Home Truths For Varus’s Girl: To Varus

Rating: 2.9


Varus drags me into his affairs
out of the Forum, where I’m seen idling:
to a little whore I immediately saw,
not very inelegant, not unattractive,
who, when we came there, met us
with varied chatter, including, how might
Bithynia stand now, what’s it like, and where
might the benefit have been to me in cash.
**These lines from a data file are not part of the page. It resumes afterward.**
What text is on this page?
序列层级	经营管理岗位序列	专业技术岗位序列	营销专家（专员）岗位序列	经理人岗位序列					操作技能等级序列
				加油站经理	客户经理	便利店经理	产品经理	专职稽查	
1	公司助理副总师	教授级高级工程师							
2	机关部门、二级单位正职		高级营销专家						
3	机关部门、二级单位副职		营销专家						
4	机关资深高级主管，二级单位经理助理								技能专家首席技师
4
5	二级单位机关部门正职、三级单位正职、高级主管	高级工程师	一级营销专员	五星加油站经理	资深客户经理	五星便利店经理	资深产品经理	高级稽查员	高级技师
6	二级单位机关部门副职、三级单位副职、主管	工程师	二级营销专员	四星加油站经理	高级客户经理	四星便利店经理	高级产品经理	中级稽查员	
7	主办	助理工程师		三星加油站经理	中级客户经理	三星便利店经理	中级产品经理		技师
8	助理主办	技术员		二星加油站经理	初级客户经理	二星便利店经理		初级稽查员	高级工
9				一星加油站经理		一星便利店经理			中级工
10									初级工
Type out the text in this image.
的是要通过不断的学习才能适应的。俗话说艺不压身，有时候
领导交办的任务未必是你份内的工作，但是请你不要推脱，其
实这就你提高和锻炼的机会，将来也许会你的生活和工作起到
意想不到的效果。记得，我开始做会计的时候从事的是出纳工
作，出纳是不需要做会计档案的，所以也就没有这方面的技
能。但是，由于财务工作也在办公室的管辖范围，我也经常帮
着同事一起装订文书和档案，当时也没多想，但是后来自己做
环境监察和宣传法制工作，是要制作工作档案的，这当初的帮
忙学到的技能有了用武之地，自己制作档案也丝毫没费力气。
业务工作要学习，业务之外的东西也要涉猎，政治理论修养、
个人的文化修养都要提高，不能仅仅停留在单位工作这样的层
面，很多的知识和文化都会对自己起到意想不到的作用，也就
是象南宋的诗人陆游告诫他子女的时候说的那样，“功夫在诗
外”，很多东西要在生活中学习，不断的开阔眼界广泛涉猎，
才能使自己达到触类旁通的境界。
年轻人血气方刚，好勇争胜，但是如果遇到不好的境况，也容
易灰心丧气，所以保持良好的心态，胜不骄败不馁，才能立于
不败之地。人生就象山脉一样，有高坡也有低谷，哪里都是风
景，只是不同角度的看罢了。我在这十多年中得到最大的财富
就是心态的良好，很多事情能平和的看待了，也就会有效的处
I told her what’s true, nothing at all,
while neither the praetors nor their aides,
return any the richer, especially since
our Praetor, Memmius, the bugger,
cared not a jot for his followers.
‘But surely,’ they said, you could have bought
slaves they say are made for the litter there.’
I, so the girl might take me to be wealthy,
said ‘no, for me things weren’t so bad,
that coming across one bad province,
I couldn’t buy eight good men.’
But I’d no one, neither here nor there,
who might even raise to his shoulder
the shattered foot of an old couch.
At this she, like the shameless thing she was, said
‘I beg you, my dear Catullus, for the loan of them,
just for a while: I’d like to be carried
to Serap’s temple.’ ‘Wait’ I said to the girl,
‘what I just said was mine, isn’t actually in
my possession: my friend Cinna, that’s Gaius,
purchased the thing for himself.
Whether they’re his or mine, what difference to me?
I use them just as well as if I’d bought them myself.